VLAN Segmentation at Home: Keeping Your Smart Toaster Away from Your NAS
Why one flat network is the riskiest thing in your house

Here is an uncomfortable fact about most home networks: every device on them can talk to every other device. Your laptop, your phone, your NAS full of irreplaceable photos, and that £25 smart plug running firmware last updated when it left the factory in Shenzhen — they’re all on the same flat subnet, able to reach each other freely. The smart plug has a hardcoded telnet password and a cloud connection you can’t see into. The NAS has everything you care about. On a flat network, the first is one hop from the second.
VLANs fix this. A VLAN — virtual LAN — lets a single physical switch and router behave as if they were several separate networks that don’t trust each other. You put the toaster, the doorbell and the dodgy IoT gadgets in one segment, your trusted computers in another, guests in a third, and then you write rules about who’s allowed to talk to whom. It’s the single highest-leverage thing you can do for home network security, and it’s more approachable than the acronyms suggest.
1 What a VLAN actually is
Ethernet frames can carry a tag — an 802.1Q tag — that stamps them with a VLAN ID, a number from 1 to 4094. A VLAN-aware switch reads that tag and keeps tagged traffic logically separate even though it’s all flowing down the same copper. A “trunk” port carries multiple tagged VLANs between switches and your router; an “access” port belongs to exactly one VLAN and hands untagged frames to a single device.
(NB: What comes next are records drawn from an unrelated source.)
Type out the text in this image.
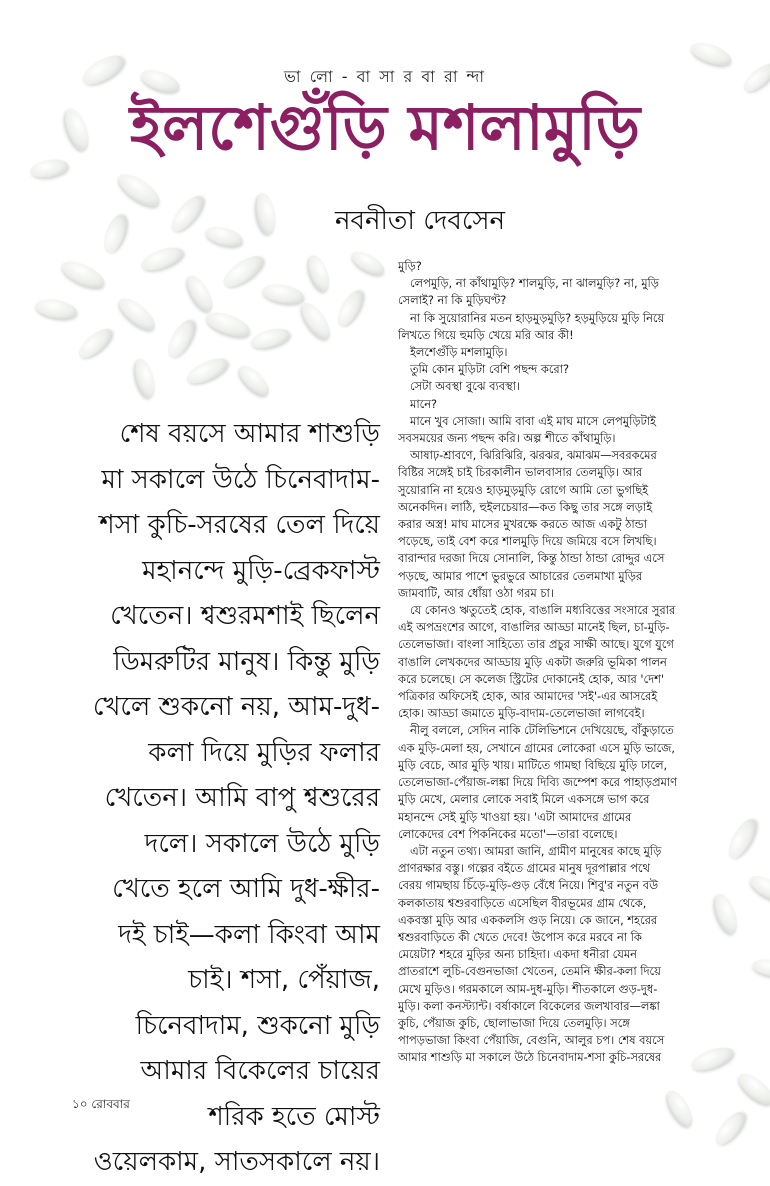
ভা লো - বা সা র বা রা ন্দা
ইলশেগুঁড়ি মশলামুড়ি
নবনীতা দেবসেন
শেষ বয়সে আমার শাশুড়ি
মা সকালে উঠে চিনেবাদাম-
শসা কুচি-সরষের তেল দিয়ে
মহানন্দে মুড়ি-ব্রেকফাস্ট
খেতেন। শ্বশুরমশাই ছিলেন
ডিমরুটির মানুষ। কিন্তু মুড়ি
খেলে শুকনো নয়, আম-দুধ-
কলা দিয়ে মুড়ির ফলার
খেতেন। আমি বাপু শ্বশুরের
দলে। সকালে উঠে মুড়ি
খেতে হলে আমি দুধ-ক্ষীর-
দই চাই—কলা কিংবা আম
চাই। শসা, পেঁয়াজ,
চিনেবাদাম, শুকনো মুড়ি
আমার বিকেলের চায়ের
শরিক হতে মোস্ট
ওয়েলকাম, সাতসকালে নয়।
মুড়ি?
লেপমুড়ি, না কাঁথামুড়ি? শালমুড়ি, না ঝালমুড়ি? না, মুড়ি
সেলাই? না কি মুড়িঘণ্ট?
না কি সুয়োরানির মতন হাড়মুড়মুড়ি? হড়মুড়িয়ে মুড়ি নিয়ে
লিখতে গিয়ে হুমড়ি খেয়ে মরি আর কী!
ইলশেগুঁড়ি মশলামুড়ি।
তুমি কোন মুড়িটা বেশি পছন্দ করো?
সেটা অবস্থা বুঝে ব্যবস্থা।
মানে?
মানে খুব সোজা। আমি বাবা এই মাঘ মাসে লেপমুড়িটাই
সবসময়ের জন্য পছন্দ করি। অল্প শীতে কাঁথামুড়ি।
আষাঢ়-শ্রাবণে, ঝিরিঝিরি, ঝরঝর, ঝমাঝম—সবরকমের
বিষ্টির সঙ্গেই চাই চিরকালীন ভালবাসার তেলমুড়ি। আর
সুয়োরানি না হয়েও হাড়মুড়মুড়ি রোগে আমি তো ভুগছিই
অনেকদিন। লাঠি, হুইলচেয়ার—কত কিছু তার সঙ্গে লড়াই
করার অস্ত্র! মাঘ মাসের মুখরক্ষে করতে আজ একটু ঠান্ডা
পড়েছে, তাই বেশ করে শালমুড়ি দিয়ে জমিয়ে বসে লিখছি।
বারান্দার দরজা দিয়ে সোনালি, কিন্তু ঠান্ডা ঠান্ডা রোদ্দুর এসে
পড়ছে, আমার পাশে ভুরভুরে আচারের তেলমাখা মুড়ির
জামবাটি, আর ধোঁয়া ওঠা গরম চা।
যে কোনও ঋতুতেই হোক, বাঙালি মধ্যবিত্তের সংসারে সুরার
এই অপভ্রংশের আগে, বাঙালির আড্ডা মানেই ছিল, চা-মুড়ি-
তেলেভাজা। বাংলা সাহিত্যে তার প্রচুর সাক্ষী আছে। যুগে যুগে
বাঙালি লেখকদের আড্ডায় মুড়ি একটা জরুরি ভূমিকা পালন
করে চলেছে। সে কলেজ স্ট্রিটের দোকানেই হোক, আর 'দেশ'
পত্রিকার অফিসেই হোক, আর আমাদের 'সই'-এর আসরেই
হোক। আড্ডা জমাতে মুড়ি-বাদাম-তেলেভাজা লাগবেই।
নীলু বললে, সেদিন নাকি টেলিভিশনে দেখিয়েছে, বাঁকুড়াতে
এক মুড়ি-মেলা হয়, সেখানে গ্রামের লোকেরা এসে মুড়ি ভাজে,
মুড়ি বেচে, আর মুড়ি খায়। মাটিতে গামছা বিছিয়ে মুড়ি ঢালে,
তেলেভাজা-পেঁয়াজ-লঙ্কা দিয়ে দিব্যি জম্পেশ করে পাহাড়প্রমাণ
মুড়ি মেখে, মেলার লোকে সবাই মিলে একসঙ্গে ভাগ করে
মহানন্দে সেই মুড়ি খাওয়া হয়। 'এটা আমাদের গ্রামের
লোকেদের বেশ পিকনিকের মতো'—তারা বলেছে।
এটা নতুন তথ্য। আমরা জানি, গ্রামীণ মানুষের কাছে মুড়ি
প্রাণরক্ষার বস্তু। গল্পের বইতে গ্রামের মানুষ দূরপাল্লার পথে
বেরয় গামছায় চিঁড়ে-মুড়ি-গুড় বেঁধে নিয়ে। শিবু'র নতুন বউ
কলকাতায় শ্বশুরবাড়িতে এসেছিল বীরভূমের গ্রাম থেকে,
একবস্তা মুড়ি আর এককলসি গুড় নিয়ে। কে জানে, শহরের
শ্বশুরবাড়িতে কী খেতে দেবে! উপোস করে মরবে না কি
মেয়েটা? শহরে মুড়ির অন্য চাহিদা। একদা ধনীরা যেমন
প্রাতরাশে লুচি-বেগুনভাজা খেতেন, তেমনি ক্ষীর-কলা দিয়ে
মেখে মুড়িও। গরমকালে আম-দুধ-মুড়ি। শীতকালে গুড়-দুধ-
মুড়ি। কলা কনস্ট্যান্ট। বর্ষাকালে বিকেলের জলখাবার—লঙ্কা
কুচি, পেঁয়াজ কুচি, ছোলাভাজা দিয়ে তেলমুড়ি। সঙ্গে
পাপড়ভাজা কিংবা পেঁয়াজি, বেগুনি, আলুর চপ। শেষ বয়সে
আমার শাশুড়ি মা সকালে উঠে চিনেবাদাম-শসা কুচি-সরষের
১০ রোববার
The practical upshot: VLAN 10 is your trusted LAN, VLAN 20 is IoT, VLAN 30 is guests. Devices on 20 get an IP from the 20 subnet, devices on 10 from the 10 subnet, and by default they cannot see each other unless your router routes between them and a firewall rule permits it.
2 Drawing the segments
A sensible starting layout for a house:
VLAN 10 Trusted 10.0.10.0/24 laptops, phones, desktops
VLAN 20 IoT 10.0.20.0/24 smart plugs, bulbs, cameras
VLAN 30 Guest 10.0.30.0/24 visitors' devices
VLAN 40 Servers 10.0.40.0/24 NAS, homelab, hypervisorsEach VLAN gets its own SSID if it’s wireless, or its own access ports if it’s wired. The interesting part is what you forbid between them.
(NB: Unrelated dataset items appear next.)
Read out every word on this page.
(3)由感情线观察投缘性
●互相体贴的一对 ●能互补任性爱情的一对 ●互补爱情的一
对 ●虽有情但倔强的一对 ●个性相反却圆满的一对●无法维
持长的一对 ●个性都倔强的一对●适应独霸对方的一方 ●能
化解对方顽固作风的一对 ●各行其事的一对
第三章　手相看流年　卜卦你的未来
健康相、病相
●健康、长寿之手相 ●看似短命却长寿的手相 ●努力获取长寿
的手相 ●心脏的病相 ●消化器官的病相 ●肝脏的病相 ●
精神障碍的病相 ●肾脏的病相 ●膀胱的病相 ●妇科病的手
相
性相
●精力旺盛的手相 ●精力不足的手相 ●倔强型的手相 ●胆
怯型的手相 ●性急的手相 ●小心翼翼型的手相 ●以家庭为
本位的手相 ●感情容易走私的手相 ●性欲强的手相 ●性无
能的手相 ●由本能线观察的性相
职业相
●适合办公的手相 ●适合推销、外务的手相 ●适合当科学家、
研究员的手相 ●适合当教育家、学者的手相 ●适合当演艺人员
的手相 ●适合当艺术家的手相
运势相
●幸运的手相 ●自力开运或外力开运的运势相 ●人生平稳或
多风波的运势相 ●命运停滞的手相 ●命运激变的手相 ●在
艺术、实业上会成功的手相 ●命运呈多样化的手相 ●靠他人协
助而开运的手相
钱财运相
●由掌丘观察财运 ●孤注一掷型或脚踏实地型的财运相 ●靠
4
3 The firewall rules that earn their keep
Segmentation without firewall rules is just tidy addressing — the security comes from inter-VLAN policy. The rules I’d start with, expressed in plain pf/nftables terms:
# IoT can reach the internet but nothing internal
block in on vlan20 from 10.0.20.0/24 to 10.0.0.0/16
pass in on vlan20 from 10.0.20.0/24 to !10.0.0.0/16
# Guests get internet only, fully isolated
block in on vlan30 from 10.0.30.0/24 to 10.0.0.0/16
# Trusted can reach servers; servers can't initiate back
pass in on vlan10 from 10.0.10.0/24 to 10.0.40.0/24
block in on vlan40 from 10.0.40.0/24 to 10.0.10.0/24The principle is default-deny between segments, then poke holes only where you actually need them. Your phone needs to reach the NAS, so allow VLAN 10 to VLAN 40. The IoT segment never needs to reach anything internal, so it doesn’t get to. A compromised camera can now phone its cloud, but it cannot scan your NAS, because the router simply drops the packets.
4 The annoying bits, because there are some
This isn’t free of friction. The big one is mDNS and discovery: Chromecasts, AirPlay, smart-home hubs and printers all rely on multicast that doesn’t cross VLANs by default. The moment you put your TV on IoT and your phone on Trusted, casting stops working. The fix is an mDNS reflector (Avahi, or your firewall’s repeater feature) that relays discovery across the two segments you actually want talking — which means you’ve punched a deliberate, narrow hole rather than leaving the whole network open.
You also need hardware that supports it: a managed switch and a router that does VLANs and inter-VLAN firewalling. A flat ISP router won’t cut it. And the first time you misconfigure a trunk you’ll lock yourself out of something and learn a valuable lesson about console access.
5 The verdict
If you have a NAS, a homelab, or any data you’d be upset to lose, and you also own cheap IoT gear — which is to say, if you’re a normal person in 2023 — VLAN segmentation is worth the weekend it takes to set up. It is the difference between a compromised gadget being an annoyance and being a breach. You don’t need to segment everything on day one; even just splitting “my real computers” from “internet-connected junk I don’t trust” buys you most of the protection.
The smart toaster is going to get hacked eventually. The whole point is to make sure that when it does, it finds itself alone in a room with a locked door, staring at your NAS through glass it can’t break.